Most of us want, or need, to benchmark software at some point, either because we’re proactively trying to avoid performance problems, or because we’re trying to narrow down the cause of a specific performance problem. Benchmarking seems like it should be simple, but there are countless ways to go wrong: indeed, as things stand, none of us really knows how to do it well, at least not in general. In this short post, I want to make a simple argument against using the minimum time of a benchmark as a proxy for that benchmark’s performance. Doubtless I am recasting other people’s arguments, poorly, but I’ve seen a resurgence in people advocating for the use of the minimum time recently, so it seems like a good time to make the opposing case.

The basics

There are all sorts of things that one might wish to measure about a program: how much memory it consumes, the number of files it opens, and so on. By far the most common measure is “wall-clock time”1 – i.e. how much time elapses in the real world while the program is running – and that’s what I’m going to concentrate on exclusively here.

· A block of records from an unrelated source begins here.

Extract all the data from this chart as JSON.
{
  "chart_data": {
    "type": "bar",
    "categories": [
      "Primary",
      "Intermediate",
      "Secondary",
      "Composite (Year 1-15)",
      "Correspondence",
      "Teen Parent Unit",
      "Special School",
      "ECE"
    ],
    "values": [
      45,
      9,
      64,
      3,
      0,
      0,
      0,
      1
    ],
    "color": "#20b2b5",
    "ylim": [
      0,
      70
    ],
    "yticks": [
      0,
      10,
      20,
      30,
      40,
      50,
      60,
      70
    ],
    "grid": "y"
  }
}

Once upon a time, measuring wall-clock time was fairly simple. You read the system clock, ran a program, read the system clock again, and reported the delta between the two clock measurements. There were some minor annoyances to do with clocks 2 but measurements tended to be fairly predictable and repeatable. The weasel word in that statement is “fairly”. Noise has always been an issue in benchmarking: except in rare circumstances, there are always external factors (e.g. other processes; even the kernel itself) that can interfere with your benchmark’s execution which, collectively, we tend to refer to as noise.

The only way to get some idea of the impact of noise is to execute multiple runs of a benchmark and produce statistics over those runs. The problem then becomes: what statistics? If you’re anything like me, statistics is an incredibly daunting area. It’s not so much that the underlying maths is complex (though it often is), but that nearly every statistical method comes with a set of preconditions that can be hard to interpret (e.g. “the data must be independent” – even when you’ve understood what “independent” means in a semi-formal sense, understanding whether your data is or isn’t independent can be difficult). If you apply a statistical method to data that violates the preconditions, you’ll still get a number out, but it might not mean what you expected.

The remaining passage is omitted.